Mehmet Calicioglu, Nancy G Faith, Dennis R Buege, John B Luchansky
Journal of Food Protection 2002, 65 (10): 1541-4
12380737
Soudjouk-style batter was inoculated with a five-strain mixture of Escherichia coli O157:H7 at about 7.6 log10 CFU/g in each of two trials. The sticks were fermented and dried at 22 degrees C and 50% relative humidity (RH) for 3 days and then at 9 degrees C and 40% RH for 18 h. After being flattened to about 1.25 cm, the sticks were conditioned at 38 degrees C and 70% RH or at 22 degrees C and 50% RH for about 3 days. After the latter conditioning treatment, sticks either were cooked to an internal temperature of 63 degrees C or received no heat treatment.
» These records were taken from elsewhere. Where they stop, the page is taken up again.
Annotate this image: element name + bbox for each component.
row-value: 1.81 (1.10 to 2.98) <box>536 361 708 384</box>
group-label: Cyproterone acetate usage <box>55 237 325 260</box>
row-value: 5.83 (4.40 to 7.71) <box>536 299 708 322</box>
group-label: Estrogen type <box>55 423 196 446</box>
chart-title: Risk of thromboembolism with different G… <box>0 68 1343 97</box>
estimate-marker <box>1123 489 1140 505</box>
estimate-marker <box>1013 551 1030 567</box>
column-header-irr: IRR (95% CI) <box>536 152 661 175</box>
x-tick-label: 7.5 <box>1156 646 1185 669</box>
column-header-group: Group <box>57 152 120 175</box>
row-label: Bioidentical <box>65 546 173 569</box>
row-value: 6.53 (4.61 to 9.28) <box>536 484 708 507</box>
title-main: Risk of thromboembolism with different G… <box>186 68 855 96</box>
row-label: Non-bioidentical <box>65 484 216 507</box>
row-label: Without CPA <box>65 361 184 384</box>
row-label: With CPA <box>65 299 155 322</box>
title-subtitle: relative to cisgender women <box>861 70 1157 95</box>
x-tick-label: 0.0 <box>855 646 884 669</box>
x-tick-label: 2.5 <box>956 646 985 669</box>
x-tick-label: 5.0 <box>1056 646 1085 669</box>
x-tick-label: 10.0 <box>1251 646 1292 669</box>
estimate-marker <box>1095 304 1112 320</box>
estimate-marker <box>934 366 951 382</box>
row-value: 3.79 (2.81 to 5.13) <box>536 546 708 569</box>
Final mean pH values after conditioning at 22 degrees C and 50% RH for soudjouk manufactured with a starter culture and dextrose (1.0%) and for soudjouk manufactured without a starter culture were about 4.9 and 6.0, respectively. For soudjouk produced with a starter culture, pathogen numbers were reduced by 4.53 and 0.88 log10 CFU/g after conditioning at 38 degrees C and 70% RH and at 22 degrees C and 50% RH, respectively. For soudjouk produced via natural fermentation, pathogen numbers were reduced by 1.39 and 0.09 log10 CFU/g after conditioning at 38 degrees C and 70% RH and at 22 degrees C and 50% RH, respectively. Cooking reduced pathogen numbers to below the levels detectable by direct plating (<1.0 log10 CFU/g) and by enrichment for soudjouk produced with a starter culture and also reduced pathogen numbers by 6.28 log10 CFU/g for soudjouk produced via natural fermentation. However, cooking also resulted in an unacceptable product. In general, the reduction in pathogen numbers achieved by storage at ambient temperature (25 degrees C) was greater than that achieved by storage at cooler temperatures (4 and 15 degrees C), particularly for soudjouk prepared with a starter culture (for which a final pH value of 4.8 and a 6.4-log10 reduction were obtained after 21 days at 25 degrees C) rather than for that prepared without a starter culture (for which a final pH value of 6.1 and a 2.6-log10 reduction were obtained after 21 days at 25 degrees C). These results indicate that naturally fermented old-country-type sausage may allow the survival of E. coli O157:H7 in the absence of controlled fermentation, postfermentation cooking, and/or an ambient-storage processing step.